Monday, 12 March 2012

Red-fins arrive to give the season a decent send off

In the last few weeks I was contacted via email by a fellow blogger who was contacting me for help in locating a specimen sized dace of over 10oz in weight and asked if I would help him in his quest.  I gladly obliged and gave as much information as I could and agreed to meet up on the banks of the Dee at the weekend.  The person in question writes his own angling blog and what a very good blog it is as well and you can find it here:

I was, as to be expected, very apprehensive about meeting someone I had only talked to over an email on the banks of the river but in the dim light of Saturday morning all those fears went away as I spoke to him about the best pegs for him to try and catch his chosen quarry.  Through out the day I had a few chats with him and what a top bloke he was, very knowledgeable and dedicated to his fishing and I look forward to spending a few days next year on the bank, hopefully when the fish are “having it” and not all up in the water like they where on Saturday, nether the less we almost got to his target with a few fish requiring the weigh bag but alas it wasn’t to be but the most important thing was he enjoyed his trip to the river Dee and vowed to return for that monster dace and all that remains for me to say is good luck with those perch mate!!.

On to this weeks fishing

 This weekend on the bank was as mild as the week leading up to it had been with very little rainfall and really high temperatures for this time of year which nature took no time at all in taking advantage of with daffodils standing proud and the buds on the trees looking ready to burst at any moment it defiantly had the feeling that spring was certainly already here.  The fish of course, who never miss a trick, where all up in the water gorging themselves on a hatch of insects that where being transported down to them in the current.
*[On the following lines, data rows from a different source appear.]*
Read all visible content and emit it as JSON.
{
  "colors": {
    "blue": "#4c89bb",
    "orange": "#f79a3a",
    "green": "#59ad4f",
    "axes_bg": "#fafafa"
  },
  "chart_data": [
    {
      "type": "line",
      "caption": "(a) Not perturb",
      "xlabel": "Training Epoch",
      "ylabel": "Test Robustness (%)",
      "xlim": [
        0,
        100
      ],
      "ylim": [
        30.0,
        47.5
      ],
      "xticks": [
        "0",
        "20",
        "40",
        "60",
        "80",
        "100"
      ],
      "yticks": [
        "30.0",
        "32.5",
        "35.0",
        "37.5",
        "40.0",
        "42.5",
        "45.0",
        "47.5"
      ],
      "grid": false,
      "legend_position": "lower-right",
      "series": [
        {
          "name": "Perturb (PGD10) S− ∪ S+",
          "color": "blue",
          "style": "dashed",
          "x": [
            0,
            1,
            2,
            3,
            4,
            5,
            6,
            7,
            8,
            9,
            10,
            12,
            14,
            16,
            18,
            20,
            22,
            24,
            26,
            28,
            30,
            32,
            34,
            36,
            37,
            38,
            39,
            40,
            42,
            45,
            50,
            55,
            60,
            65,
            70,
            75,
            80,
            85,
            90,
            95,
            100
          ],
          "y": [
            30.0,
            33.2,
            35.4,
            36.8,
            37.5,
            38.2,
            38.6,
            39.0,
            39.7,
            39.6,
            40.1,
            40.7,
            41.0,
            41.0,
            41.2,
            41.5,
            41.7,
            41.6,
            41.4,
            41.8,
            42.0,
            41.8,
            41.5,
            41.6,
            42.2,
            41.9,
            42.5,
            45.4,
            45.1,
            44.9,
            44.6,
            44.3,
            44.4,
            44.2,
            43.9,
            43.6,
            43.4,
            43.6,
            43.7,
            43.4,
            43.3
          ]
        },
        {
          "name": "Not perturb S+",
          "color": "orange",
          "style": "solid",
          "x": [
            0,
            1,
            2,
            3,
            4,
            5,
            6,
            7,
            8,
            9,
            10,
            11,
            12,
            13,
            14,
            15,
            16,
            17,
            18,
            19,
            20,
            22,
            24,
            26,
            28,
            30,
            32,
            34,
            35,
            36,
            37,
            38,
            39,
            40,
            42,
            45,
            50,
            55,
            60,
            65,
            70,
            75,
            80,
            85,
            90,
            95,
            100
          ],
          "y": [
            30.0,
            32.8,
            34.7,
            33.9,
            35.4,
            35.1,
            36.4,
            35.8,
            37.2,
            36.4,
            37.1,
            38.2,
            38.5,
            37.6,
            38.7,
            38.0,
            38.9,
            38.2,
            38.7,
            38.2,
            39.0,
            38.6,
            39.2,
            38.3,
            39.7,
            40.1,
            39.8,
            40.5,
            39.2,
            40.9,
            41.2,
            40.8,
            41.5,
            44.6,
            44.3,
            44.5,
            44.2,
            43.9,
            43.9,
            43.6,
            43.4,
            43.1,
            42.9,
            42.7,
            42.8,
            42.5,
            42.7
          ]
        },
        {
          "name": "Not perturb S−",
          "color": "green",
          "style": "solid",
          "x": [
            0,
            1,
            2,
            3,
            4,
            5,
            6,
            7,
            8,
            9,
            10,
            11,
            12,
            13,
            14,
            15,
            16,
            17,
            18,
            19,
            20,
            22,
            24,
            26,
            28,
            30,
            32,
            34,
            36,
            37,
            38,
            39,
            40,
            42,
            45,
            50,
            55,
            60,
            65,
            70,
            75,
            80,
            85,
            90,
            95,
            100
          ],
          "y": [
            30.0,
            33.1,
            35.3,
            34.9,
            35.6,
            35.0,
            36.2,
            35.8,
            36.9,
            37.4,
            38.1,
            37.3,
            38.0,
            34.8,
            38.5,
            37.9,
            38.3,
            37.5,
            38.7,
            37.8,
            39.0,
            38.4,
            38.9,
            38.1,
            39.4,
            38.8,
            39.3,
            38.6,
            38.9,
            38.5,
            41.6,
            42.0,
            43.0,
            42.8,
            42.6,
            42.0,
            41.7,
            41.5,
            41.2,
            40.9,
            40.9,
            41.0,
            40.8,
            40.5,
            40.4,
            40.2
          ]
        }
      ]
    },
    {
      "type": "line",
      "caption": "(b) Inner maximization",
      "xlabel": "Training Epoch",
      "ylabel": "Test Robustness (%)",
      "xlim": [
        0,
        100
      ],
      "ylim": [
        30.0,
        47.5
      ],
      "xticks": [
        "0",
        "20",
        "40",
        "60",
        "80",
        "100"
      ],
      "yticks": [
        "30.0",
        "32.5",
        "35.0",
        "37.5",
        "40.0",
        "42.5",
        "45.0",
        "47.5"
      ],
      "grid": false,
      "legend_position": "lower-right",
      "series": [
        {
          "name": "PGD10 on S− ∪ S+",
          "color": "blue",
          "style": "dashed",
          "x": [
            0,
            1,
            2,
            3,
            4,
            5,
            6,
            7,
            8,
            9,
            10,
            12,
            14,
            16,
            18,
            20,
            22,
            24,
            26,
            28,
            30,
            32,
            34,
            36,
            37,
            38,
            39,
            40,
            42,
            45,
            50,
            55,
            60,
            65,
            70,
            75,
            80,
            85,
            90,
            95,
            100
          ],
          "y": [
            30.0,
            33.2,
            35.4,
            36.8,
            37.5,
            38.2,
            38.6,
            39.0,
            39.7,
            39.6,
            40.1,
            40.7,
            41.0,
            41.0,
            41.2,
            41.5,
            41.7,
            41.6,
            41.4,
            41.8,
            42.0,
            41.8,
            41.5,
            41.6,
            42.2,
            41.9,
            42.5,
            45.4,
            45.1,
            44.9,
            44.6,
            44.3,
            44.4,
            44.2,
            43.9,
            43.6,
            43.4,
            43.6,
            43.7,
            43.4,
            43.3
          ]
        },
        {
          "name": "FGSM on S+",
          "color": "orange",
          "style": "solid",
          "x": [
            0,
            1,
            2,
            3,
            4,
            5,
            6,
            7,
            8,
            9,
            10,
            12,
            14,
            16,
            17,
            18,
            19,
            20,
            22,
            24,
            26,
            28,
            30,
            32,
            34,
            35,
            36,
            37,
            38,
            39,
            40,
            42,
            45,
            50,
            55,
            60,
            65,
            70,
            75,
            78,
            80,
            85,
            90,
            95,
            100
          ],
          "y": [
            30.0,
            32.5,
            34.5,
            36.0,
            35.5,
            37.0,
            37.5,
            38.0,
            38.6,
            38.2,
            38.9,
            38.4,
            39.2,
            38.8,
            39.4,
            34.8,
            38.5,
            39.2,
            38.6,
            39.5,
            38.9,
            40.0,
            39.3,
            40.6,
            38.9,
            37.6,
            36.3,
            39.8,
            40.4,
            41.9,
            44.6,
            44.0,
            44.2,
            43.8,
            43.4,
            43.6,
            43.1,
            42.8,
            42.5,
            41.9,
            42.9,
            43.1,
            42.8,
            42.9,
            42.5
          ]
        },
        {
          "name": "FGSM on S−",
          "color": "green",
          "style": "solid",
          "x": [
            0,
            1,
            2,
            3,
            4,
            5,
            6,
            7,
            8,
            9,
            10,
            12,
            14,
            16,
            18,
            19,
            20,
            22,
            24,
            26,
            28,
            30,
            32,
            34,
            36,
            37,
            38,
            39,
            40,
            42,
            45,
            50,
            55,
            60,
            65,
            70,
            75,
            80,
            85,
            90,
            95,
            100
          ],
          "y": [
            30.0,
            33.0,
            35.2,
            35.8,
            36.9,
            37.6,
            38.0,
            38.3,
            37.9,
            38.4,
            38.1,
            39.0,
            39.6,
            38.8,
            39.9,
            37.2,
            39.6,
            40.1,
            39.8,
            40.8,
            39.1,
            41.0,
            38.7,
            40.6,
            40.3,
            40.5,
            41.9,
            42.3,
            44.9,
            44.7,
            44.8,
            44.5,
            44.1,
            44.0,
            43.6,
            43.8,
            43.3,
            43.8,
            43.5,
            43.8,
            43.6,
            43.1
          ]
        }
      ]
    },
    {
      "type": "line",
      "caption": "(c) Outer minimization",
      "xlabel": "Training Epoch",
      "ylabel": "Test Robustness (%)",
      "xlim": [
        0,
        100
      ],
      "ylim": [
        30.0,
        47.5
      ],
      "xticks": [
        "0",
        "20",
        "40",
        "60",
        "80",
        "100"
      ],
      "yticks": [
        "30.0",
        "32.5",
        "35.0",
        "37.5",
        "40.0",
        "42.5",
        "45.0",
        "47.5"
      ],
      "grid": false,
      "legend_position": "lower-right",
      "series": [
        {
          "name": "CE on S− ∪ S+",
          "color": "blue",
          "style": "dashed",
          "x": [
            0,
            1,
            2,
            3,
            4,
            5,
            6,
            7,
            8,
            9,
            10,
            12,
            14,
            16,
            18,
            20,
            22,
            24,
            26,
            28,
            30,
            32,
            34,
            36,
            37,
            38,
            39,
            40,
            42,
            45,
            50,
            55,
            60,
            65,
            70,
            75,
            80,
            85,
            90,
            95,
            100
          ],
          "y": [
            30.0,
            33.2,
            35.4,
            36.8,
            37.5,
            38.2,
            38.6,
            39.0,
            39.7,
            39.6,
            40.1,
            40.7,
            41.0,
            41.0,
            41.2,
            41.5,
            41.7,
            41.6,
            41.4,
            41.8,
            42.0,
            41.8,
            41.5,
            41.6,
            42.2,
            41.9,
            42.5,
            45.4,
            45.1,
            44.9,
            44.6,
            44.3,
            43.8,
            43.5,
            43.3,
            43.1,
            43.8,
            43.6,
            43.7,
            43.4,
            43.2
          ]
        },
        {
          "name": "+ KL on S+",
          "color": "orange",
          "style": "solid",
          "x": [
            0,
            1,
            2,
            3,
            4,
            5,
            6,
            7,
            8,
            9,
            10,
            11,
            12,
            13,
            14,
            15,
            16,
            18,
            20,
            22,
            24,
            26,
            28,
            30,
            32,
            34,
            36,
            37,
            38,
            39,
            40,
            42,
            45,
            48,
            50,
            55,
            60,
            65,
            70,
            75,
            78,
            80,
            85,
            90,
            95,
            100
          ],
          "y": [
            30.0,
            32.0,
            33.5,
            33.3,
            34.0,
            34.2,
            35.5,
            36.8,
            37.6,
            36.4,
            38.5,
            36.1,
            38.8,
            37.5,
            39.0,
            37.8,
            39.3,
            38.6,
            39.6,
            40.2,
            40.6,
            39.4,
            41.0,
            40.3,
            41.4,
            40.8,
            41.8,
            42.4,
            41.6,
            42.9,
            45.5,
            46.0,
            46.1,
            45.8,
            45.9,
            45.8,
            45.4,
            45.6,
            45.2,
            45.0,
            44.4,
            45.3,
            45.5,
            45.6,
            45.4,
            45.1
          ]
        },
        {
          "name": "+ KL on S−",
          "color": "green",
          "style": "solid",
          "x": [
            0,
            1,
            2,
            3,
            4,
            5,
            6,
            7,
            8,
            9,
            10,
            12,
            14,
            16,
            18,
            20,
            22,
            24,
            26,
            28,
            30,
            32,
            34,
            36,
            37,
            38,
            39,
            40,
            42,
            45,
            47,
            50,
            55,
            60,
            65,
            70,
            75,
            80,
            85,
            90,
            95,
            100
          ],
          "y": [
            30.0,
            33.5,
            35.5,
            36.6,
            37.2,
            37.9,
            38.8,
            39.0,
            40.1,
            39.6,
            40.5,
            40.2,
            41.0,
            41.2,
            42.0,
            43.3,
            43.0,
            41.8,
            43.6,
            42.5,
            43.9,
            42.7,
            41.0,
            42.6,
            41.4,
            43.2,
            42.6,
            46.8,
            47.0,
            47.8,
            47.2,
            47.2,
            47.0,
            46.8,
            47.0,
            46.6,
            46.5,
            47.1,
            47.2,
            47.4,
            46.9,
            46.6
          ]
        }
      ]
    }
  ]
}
The sign of fish topping all over the place would usually fill you with confidence for the day ahead but for me it signalled a hard day ahead, ideally you want the fish hard on the bottom taking your loose feed as it reaches them naturally on the current and in theory when you bait arrives trundling along the bottom it looks natural to the fish.  This makes catching them so much easier and reduces the missed bites you get fishing shallow for them.  The fish up in the water in such numbers means this bait is intercepted well before its gets down to your baited area and results in a difficult day on the bank.

Saturday for the main part was tough with fish coming in fits and spurts and not of any real quality to warrant a picture to be taken and this lack of activity and quality was mirrored all around with a number of anglers concluding it was very tough.  It was during one of these barren spells I noticed some predator activity with pike or perch crashing into dace on the surface and chasing them causing some violent bow waves on the top.

I decided to try my arm for a pike as they where obviously active and feeding and introduced a small bait up in the water and was prepared for some instant action what in all honestly was not forthcoming and it was a good hour before the pike float submerged violently I was connected with a small jack of around 5lb that looked to have been feeding well.

A days trotting on the river is a very active and fast paced way of fishing and a lot of the creatures you see through out a day on the river you see but very rarely have the time to capture them on camera, Saturday was slightly different as with a pike bait fishing away I managed to befriend a local bird which took a great liking to the white maggots I threw in its direction, its confidence gained slowly through out the day as he greedily returned for more and more and it was great to help this little guy out who obviously had a mate on a nest somewhere has he often scurried away with a beak full of wrigglers.

Around noon the predicted high tide began to hit and the river began to rise steadily causing a few anglers to be caught short with one angler on the far bank hastily throwing his landing net and gear up the bank to a chorus of unmentionable swear words.  This high tide caused the river to really back up on itself and all bite completely died off as the float refused to trot at all and in some cases flowed back on its self which sometimes can get you a few bites but not on the day.

The day wined on and around 3pm both my uncle and me had a look over to each other and the prospect of packing up and calling it a day was etched on both our faces and almost like a light switch had been turned on our floats began to trundle down stream and we both simultaneously connected with quality roach and this continued for the next hour of so with roach after roach coming to the net and we gave the Dee gave up both a great send off to the season leaving us packing away already itching to get back on her banks.

uncles net:

my net:

We both chatted away about the coming months away form he river and discussed potential venues we would like to try and what we both want to achieve before the river open again. I detailed my ambitious plan last week and hope to make a start on one of those challenges this weekend when I plan to revisit Flushing meadows for the first time this year, weather permitting of course.